"Tamu Rusia" di Nusantara
"Tamo Rus" (Tamu Rusia), demikian julukan yang diberikan orang Papua kepada Nikolai Mikluho-Maklai, seorang sarjana Rusia yang pernah menjelajahi Nusantara.
DOKTOR Nikolai Mikluho-Maklai, seorang sarjana etnografi dan antropologi Rusia, menjadi amat terkenal setelah ia meneliti kehidupan, adat-istiadat, dan kebudayaan penduduk setempat di Papua, Papua Niugini bagian timur laut (Provinsi Madang), bagian barat daya Irian Barat (Papua Kowiai), dan bagian tenggara Papua Niugini, termasuk Port Moresby, pada tahun 70-80-an abad ke-19.
Tidaklah kebetulan kalau pantai timur laut tempat mendarat sarjana Rusia itu tetap ditandai di peta Rusia sebagai "Pantai Mikluho-Maklai" dan di peta negeri-negeri Barat "Maklai Coast". Panjang pantai itu sekitar 100 kilometer.
Akan tetapi, di peta Jerman yang menduduki Papua Niugini, segera nama Mikluho- Maklai itu hilang pada permulaan abad ke-20. Di peta Australia yang mulai berkuasa di Papua Niugini setelah Jerman kalah dalam Perang Dunia I, nama Maklai Coast diganti juga dengan nama Rui Coast.
Tetapi sewaktu-waktu di kalangan pemerintahan Papua Niugini sekarang ini timbul diskusi mengenai pengembalian nama Pantai Mikluho-Maklai karena nama sarjana yang besar dan penjelajah gagah berani dari Rusia itu sangat dihormati.
Masa muda
Nikolai Mikluho-Maklai lahir dari keluarga seorang insinyur jalan kereta api Rusia di sebuah desa bernama Rozhdestvenskoye di daerah Novgorod pada 2 April 1846. Ayahnya ikut membangun jalan kereta api Moskwa-St Petersburg.
Nikolai berumur sebelas tahun ketika ayahnya meninggal dan keluarganya tinggal tanpa seseorang yang dapat mengongkosinya. Toh, Nikolai dapat dikirim untuk belajar ke sekolah.

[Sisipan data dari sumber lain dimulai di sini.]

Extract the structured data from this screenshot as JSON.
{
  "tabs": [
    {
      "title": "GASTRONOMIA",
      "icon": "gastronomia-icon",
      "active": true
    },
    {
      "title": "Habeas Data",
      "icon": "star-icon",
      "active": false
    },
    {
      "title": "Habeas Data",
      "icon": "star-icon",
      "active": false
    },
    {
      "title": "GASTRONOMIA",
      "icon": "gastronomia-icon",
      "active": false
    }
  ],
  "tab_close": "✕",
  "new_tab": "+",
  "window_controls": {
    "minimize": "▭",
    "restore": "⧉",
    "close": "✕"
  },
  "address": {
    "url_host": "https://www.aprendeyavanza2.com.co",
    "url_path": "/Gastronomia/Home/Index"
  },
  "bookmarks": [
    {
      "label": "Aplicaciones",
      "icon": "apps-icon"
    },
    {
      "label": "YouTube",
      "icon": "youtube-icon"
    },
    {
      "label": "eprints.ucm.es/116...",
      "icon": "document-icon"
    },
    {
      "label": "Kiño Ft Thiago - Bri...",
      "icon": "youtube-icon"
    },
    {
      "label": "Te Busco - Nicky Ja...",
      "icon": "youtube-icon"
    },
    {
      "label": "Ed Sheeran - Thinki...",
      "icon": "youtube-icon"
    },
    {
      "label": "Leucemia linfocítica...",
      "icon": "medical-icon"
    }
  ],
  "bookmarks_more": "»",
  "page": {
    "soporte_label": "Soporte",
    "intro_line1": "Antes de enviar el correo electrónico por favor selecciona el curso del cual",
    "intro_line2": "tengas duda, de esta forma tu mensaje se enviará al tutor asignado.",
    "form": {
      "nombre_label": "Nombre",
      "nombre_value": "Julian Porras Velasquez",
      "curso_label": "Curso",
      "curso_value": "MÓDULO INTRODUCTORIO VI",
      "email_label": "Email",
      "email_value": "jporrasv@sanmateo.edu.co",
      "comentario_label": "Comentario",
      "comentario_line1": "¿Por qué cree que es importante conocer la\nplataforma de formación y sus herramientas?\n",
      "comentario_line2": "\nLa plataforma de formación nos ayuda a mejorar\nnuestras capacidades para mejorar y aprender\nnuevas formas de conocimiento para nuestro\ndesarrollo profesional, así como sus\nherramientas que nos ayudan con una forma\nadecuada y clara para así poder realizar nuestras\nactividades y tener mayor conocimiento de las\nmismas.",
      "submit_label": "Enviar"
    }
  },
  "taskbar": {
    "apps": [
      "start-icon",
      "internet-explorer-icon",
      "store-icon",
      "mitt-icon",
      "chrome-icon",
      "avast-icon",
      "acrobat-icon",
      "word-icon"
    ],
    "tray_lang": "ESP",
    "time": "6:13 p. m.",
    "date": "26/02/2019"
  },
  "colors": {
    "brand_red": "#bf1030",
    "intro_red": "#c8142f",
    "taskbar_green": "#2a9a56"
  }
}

Tahun 1863, Mikluho-Maklai muda memasuki Fakultas Fisika-Matematika Universitas St Petersburg. Namun, setahun kemudian ia dikeluarkan tanpa hak memasuki perguruan tinggi lain karena keikutsertaannya dalam pergerakan kaum oposisi pemuda. Pandangan hidup banyak mahasiswa waktu itu terpengaruh ide gerakan demokratis yang mulai tersebar di Rusia. Nikolai terpaksa meninggalkan Rusia dan berangkat ke Jerman.
Nikolai Mikluho-Maklai pernah belajar di Universitas Heidelberg tahun 1864, Universitas Leipzig tahun 1865, dan Universitas Yiena tahun 1866-1868. Di perguruan tinggi itu Mikluho-Maklai menguasai filsafat, antropologi, etnografi, dan zoologi. Banyak waktunya dibaktikan pada kunjungan ke museum-museum di kota-kota ini untuk mempelajari kekayaan ilmiahnya. Ia juga pernah ke Spanyol dan Italia, tempat ia tinggal untuk sementara waktu.
Mikluho-Maklai juga pernah ke London dan berkenalan dengan seorang sarjana, Tomas Heksly, serta menghadiri kuliahnya. Heksly dalam kenangannya menulis bahwa ia terkesan dengan bakat dan energi yang mengagumkan dari Mikluho-Maklai.
Penjelajahan pertama
Setelah mendapat gelar sarjana muda, Mikluho-Maklai mengadakan penjelajahan ilmiah pertama ke Kepulauan Kanari, kemudian menjelajah dengan berjalan kaki di Maroko. Tahun 1869 ia kelihatan di Suez dengan penelitian ilmiahnya.
Selama kunjungan ke pantai Laut Merah, ia untuk pertama kali melihat pasaran budak belian di Siakin dan Jiddah, hal mana tercatat dengan rasa kemarahan dalam buku catatannya.
Selama periode itu, sarjana Rusia ini mengumpulkan cukup banyak bahan dan ia kembali ke Rusia.
Penelitian ilmiah pertama Mikluho-Maklai dibaktikan pada soal anatomi bandingan bunga karang laut dan otak ikan hiu dan soal zoologi lainnya.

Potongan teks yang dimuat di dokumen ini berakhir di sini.